Question

In a region of crossed fields as shown, the strength of electric filed $E$ and that of magnetic field is $B$. Three positively charged particles with speeds $V_1,V_2$ and $V_3$ are projected and their paths are shown. From this it implies that

• A. $V_1>\frac{E}{B}$
• B. $V_2=\frac{E}{B}$
• C. $V_3<\frac{E}{B}$
• D. All of these

Answer 1

The correct option is D All of these

Magnetc field is into the plane.
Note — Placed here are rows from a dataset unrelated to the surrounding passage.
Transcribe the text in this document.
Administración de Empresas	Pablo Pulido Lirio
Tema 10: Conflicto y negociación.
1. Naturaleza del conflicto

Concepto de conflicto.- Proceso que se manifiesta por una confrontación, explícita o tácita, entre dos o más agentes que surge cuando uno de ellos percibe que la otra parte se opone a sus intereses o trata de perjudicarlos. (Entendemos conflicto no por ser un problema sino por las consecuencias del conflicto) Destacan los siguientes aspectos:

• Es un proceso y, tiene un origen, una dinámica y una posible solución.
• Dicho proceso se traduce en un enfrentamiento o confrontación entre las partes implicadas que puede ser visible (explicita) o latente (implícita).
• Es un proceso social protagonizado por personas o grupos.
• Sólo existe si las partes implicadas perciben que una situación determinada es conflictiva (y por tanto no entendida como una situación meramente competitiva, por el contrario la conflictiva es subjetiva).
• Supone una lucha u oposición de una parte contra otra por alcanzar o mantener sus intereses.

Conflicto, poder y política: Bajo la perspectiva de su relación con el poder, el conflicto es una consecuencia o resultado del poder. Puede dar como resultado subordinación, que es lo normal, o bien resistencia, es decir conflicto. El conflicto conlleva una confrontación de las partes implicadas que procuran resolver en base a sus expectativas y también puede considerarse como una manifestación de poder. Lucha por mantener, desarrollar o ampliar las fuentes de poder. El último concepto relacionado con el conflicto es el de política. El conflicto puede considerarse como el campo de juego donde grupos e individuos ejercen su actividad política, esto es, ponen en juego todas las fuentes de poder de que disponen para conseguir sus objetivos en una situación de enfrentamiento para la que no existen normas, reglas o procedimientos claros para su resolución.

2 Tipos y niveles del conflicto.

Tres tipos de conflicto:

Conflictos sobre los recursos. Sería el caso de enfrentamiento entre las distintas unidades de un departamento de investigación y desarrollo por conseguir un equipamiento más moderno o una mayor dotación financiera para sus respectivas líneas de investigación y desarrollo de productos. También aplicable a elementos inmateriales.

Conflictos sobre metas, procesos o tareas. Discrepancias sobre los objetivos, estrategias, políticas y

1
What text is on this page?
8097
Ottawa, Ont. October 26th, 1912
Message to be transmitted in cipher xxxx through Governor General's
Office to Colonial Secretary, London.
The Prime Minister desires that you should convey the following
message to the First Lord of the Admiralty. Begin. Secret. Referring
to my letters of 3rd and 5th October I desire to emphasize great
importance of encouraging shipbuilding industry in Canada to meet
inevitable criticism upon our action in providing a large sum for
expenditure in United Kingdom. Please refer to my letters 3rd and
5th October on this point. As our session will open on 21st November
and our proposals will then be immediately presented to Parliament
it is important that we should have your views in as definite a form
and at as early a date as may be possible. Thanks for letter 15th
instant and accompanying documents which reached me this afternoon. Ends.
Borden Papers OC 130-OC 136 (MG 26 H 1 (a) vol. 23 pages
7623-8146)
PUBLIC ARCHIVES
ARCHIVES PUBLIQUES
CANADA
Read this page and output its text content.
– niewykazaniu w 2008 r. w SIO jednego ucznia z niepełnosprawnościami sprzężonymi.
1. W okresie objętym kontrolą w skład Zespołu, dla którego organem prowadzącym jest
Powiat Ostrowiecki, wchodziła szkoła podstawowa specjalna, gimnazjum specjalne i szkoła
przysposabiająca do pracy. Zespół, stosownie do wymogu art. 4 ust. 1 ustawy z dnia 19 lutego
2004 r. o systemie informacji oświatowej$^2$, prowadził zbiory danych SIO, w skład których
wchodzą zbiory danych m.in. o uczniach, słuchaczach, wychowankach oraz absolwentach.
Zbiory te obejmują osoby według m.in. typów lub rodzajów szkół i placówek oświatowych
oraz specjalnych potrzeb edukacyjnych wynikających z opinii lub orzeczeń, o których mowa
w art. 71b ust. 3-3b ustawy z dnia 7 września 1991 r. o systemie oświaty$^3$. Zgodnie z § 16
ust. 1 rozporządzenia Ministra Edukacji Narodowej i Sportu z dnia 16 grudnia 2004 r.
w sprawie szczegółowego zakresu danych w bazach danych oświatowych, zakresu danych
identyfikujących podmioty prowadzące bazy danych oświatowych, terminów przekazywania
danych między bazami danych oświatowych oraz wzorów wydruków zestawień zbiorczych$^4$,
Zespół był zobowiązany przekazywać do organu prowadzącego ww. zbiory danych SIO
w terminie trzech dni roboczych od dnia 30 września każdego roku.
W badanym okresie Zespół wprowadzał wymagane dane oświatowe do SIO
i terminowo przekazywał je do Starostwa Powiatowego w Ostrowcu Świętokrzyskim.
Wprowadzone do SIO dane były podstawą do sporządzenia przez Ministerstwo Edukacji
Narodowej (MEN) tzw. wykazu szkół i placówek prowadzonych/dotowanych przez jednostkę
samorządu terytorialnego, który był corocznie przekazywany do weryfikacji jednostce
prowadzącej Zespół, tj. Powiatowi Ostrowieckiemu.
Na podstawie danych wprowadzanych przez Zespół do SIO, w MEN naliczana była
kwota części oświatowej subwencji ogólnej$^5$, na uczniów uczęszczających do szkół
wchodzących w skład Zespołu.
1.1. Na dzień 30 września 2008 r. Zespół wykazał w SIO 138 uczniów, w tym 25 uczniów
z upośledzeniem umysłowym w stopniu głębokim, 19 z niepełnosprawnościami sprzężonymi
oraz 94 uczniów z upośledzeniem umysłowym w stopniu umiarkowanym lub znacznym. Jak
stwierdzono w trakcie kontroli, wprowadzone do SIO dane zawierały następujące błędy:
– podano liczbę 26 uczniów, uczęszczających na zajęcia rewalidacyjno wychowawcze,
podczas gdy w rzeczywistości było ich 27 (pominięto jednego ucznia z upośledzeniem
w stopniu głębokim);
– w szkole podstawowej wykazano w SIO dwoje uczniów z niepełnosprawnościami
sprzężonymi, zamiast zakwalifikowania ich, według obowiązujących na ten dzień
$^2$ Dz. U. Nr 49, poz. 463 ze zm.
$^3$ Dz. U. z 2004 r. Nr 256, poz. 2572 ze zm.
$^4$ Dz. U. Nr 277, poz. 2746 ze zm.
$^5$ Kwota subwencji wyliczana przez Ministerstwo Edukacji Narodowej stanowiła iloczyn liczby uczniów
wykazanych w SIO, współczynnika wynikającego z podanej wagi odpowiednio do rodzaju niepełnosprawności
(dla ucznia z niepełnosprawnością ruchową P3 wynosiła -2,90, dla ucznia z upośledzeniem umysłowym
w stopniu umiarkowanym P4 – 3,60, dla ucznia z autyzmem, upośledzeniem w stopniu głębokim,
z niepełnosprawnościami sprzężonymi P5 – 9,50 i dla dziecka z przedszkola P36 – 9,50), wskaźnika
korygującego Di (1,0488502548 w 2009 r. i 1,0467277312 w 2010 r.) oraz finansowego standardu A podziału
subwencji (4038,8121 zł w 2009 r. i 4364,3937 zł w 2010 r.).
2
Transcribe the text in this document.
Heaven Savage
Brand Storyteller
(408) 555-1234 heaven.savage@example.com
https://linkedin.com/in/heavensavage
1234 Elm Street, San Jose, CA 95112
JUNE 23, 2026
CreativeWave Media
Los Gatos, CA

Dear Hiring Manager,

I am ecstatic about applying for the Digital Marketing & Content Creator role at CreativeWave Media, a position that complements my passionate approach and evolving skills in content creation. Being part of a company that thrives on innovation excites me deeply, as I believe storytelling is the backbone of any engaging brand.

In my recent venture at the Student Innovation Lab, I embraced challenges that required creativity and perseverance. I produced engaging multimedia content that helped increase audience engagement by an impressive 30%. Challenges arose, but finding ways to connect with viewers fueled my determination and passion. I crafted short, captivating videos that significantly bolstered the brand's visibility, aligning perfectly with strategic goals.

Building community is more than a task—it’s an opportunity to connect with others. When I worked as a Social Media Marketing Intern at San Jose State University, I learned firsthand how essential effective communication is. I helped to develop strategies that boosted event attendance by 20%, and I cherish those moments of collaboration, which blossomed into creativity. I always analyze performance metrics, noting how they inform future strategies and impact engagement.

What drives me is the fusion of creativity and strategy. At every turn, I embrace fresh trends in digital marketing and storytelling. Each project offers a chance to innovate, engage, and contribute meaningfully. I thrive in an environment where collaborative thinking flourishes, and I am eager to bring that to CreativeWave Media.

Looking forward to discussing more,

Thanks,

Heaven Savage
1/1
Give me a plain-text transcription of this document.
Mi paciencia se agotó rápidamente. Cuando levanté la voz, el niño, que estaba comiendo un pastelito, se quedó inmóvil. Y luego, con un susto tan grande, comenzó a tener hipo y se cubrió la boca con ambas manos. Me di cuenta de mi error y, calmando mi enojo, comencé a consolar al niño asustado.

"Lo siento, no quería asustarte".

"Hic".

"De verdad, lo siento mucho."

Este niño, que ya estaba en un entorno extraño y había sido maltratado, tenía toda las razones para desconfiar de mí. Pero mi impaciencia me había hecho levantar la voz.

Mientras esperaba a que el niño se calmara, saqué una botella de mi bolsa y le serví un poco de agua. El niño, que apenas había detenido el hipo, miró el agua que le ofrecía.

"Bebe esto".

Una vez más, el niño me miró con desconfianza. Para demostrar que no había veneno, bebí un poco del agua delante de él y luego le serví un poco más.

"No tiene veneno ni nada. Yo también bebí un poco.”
Force by magnetic field, $\overrightarrow{F_B}=q(\overrightarrow{V}\times \overrightarrow{B})$
$=qvB$ (upward direction)

Direction of electric field is form positive plate to negative plate.
Force by electric field, $\overrightarrow{F_E}=q\overrightarrow{E}$
$=qE$ (downward direction)

If $\overrightarrow{F_E}=-\overrightarrow{F_B}$
Net force, $\overrightarrow{F_E}+\overrightarrow{F_B}=0$

$\therefore$ Charge particle will move in straight line. $\text{/}qE=\text{/}q{V}_{2}B$
$V_2=$$\frac{E}{B}$

But for path shown by $V_1$ means $\overrightarrow{F_B}>\overrightarrow{F_E}$

$\therefore \text{/}q{V}_{1}B>\text{/}qE$
$V_1>\frac{E}{B}$
For path shown by $V_3$ means $\overrightarrow{F_E}>\overrightarrow{F_B}$

$\therefore \text{/}qE>\text{/}q{V}_{3}B$
$V_3<\frac{E}{B}$

$\therefore$ Option $\left(D\right)$ is the correct answer.